Vladimir Poutine le soulignait en 2012 devant la Douma : « une corporation d’entreprises militaires privées serait un outil efficace pour réaliser les objectifs nationaux sans faire appel à la participation directe de l’Etat russe ». Huit ans plus tard, les private military companies – PMC russes sont impliquées à des degrés divers dans une myriade de conflits de plus ou moins haute intensité à travers le monde. Parmi ces firmes qui déploient des paramilitaires et autres contractors sur le terrain, le Groupe Wagner est la plus emblématique et « le secret le moins bien gardé de Russie ». Quel statut et quelle pérennité des PMC dans la dynamique d’ingérence croissante de la Russie de Vladimir Poutine dans de multiples théâtres à travers le monde ?
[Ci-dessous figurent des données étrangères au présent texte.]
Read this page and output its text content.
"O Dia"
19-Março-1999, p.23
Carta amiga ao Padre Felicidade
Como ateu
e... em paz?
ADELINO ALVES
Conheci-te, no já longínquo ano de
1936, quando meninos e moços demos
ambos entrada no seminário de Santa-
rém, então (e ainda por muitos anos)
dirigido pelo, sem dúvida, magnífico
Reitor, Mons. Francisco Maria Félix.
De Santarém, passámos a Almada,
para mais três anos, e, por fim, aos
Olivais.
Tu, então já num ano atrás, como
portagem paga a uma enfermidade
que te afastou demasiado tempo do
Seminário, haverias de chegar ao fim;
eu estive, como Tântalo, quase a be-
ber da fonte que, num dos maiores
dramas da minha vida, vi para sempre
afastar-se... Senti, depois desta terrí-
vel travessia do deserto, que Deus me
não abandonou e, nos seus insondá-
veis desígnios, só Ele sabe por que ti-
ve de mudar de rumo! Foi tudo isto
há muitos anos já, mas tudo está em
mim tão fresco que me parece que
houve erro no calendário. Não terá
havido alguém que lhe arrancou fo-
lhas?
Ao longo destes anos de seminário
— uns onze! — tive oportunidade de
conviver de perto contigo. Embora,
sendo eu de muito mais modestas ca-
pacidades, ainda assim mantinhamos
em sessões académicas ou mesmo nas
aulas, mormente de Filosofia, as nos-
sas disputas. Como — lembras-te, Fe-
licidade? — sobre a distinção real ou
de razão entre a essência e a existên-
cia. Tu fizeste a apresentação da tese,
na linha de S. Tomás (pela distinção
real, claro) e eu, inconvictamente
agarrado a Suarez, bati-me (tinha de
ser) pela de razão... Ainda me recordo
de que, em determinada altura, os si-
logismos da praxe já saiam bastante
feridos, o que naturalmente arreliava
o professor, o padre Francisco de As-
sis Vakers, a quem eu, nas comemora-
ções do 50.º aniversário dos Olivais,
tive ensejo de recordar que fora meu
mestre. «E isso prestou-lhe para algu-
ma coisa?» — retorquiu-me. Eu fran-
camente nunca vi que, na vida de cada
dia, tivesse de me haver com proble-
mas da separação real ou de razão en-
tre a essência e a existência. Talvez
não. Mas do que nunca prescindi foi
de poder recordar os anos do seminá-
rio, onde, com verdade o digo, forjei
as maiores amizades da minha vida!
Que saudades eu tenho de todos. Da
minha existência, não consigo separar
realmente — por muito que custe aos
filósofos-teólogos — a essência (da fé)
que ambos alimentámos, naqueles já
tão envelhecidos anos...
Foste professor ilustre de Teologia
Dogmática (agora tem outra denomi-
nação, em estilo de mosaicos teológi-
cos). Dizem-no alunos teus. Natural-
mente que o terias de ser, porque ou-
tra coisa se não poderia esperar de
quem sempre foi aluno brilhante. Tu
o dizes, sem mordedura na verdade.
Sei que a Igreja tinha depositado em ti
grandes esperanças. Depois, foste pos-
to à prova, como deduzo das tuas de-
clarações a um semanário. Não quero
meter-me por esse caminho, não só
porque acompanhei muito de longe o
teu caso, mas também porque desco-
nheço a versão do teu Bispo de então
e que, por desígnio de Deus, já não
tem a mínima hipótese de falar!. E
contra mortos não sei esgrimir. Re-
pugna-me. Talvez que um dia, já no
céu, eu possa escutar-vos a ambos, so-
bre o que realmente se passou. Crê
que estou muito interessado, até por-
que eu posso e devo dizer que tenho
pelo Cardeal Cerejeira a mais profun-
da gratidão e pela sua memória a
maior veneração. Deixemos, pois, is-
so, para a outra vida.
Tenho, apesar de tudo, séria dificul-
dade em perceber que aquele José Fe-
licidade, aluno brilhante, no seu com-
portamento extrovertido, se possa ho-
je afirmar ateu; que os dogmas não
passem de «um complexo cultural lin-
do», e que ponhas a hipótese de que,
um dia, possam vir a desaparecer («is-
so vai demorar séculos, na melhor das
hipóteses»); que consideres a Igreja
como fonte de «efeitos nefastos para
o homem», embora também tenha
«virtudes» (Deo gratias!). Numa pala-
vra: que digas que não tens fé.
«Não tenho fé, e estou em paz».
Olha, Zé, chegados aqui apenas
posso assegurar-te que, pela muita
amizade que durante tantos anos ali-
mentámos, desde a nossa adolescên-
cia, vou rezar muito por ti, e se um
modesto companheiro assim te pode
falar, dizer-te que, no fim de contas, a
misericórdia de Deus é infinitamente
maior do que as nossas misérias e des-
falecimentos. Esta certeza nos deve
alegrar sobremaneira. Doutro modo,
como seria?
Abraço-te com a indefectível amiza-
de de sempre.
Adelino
Les entreprises militaires privées russes, une genèse en eaux troubles
Dans la stratégie russe, la projection de mercenaires à l’étranger semble résulter surtout d’un calcul à court terme, plus que d’un investissement politique à long terme. Le sujet arrive sur la scène internationale en 2014, lors de la crise ukrainienne, lorsque les hommes du groupe Wagner apparaissent en nombre au côté des séparatistes, dans la région de Louhansk. S’ils sont assimilés dans un premier temps aux hommes du GRU, le service de renseignement militaire russe, ces paramilitaires se distinguent lors de plusieurs actions en Crimée et au Donbass contre les loyalistes ukrainiens. Leur mobilisation s’inscrit dans la stratégie de Moscou de renforcer son influence politique et stratégique tout en évitant d’apparaître ouvertement en première ligne. Ces forces irrégulières et autoproclamées « volontaires » permettent de diminuer le nombre et la visibilité sur le terrain des militaires de carrière de l’armée russe. En outre, la frontière poreuse en matière de défense entre le secteur public et les groupes privés facilite les transferts de personnels entraînés et déployables rapidement.
Alors que le conflit ukrainien perd en intensité et devient un conflit gelé, une partie de ces mercenaires est déployée à l’automne 2015 dans le théâtre syrien pour soutenir le régime de Bachar Al-Assad. Leur première action, le 18 octobre, se solde néanmoins par un fiasco. Sous-équipé face au groupe rebelle Jaysh Al islam, le Slavonic Corps, première PMC russe à se risquer en territoire syrien, est pris en tenaille sur le chemin de Deir-Ez-Zor, à l’est du pays, où la société était chargée de protéger les installations pétrolières. Après leur échec, la majorité des mercenaires rentre en Russie, où les fondateurs de Slavonic Corps sont arrêtés et condamnés à des peines de prison. Paradoxe : le mercenariat est illégal en Russie, aux termes de l’article 348 du code criminel.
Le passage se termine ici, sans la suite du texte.